Another possibility to customize your Smart Contract involves setting different ZK requests. First of all, multiple REQUEST_ID must be defined inside the main Smart Contract. Therefore, the contract deployer can set a different query for each request ID and create different outcomes inside _afterProofSubmit according to the type of proof received. For example, an airdrop contract can verify the role of a user inside a DAO and distribute a different amount of tokens based on the role.
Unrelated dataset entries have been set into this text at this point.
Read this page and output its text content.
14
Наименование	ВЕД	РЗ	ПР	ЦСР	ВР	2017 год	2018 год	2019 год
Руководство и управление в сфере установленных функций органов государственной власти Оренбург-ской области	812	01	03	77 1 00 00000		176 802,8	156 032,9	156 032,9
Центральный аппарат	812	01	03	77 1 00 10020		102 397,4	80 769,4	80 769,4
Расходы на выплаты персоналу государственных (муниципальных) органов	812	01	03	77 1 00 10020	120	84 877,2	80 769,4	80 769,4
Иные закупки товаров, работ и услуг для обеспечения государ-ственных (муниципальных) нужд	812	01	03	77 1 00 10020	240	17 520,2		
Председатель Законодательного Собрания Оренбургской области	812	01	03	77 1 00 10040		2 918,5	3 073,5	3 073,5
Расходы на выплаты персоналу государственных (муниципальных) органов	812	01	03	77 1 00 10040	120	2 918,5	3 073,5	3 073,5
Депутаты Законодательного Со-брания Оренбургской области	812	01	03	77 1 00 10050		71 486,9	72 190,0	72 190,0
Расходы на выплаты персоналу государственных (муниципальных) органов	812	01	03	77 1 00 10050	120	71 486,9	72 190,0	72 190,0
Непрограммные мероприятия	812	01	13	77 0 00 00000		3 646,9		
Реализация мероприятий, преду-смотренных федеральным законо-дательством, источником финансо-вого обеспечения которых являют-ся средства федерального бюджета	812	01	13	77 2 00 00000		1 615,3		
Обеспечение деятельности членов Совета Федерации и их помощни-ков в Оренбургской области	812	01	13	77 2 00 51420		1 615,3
Estimated Gas Costs for On-Chain Verifier
While it is clear that gas cost is highly dependent on the complexity of the logic that you add to the _afterProofSubmit and _beforeProofSubmit functions, the sample code for the on-chain verifier in this tutorial costs approximately 700k gas to execute on-chain. The zk proof verification function specifically costs approximately 520k gas. The above estimates are accurate as of January 2024.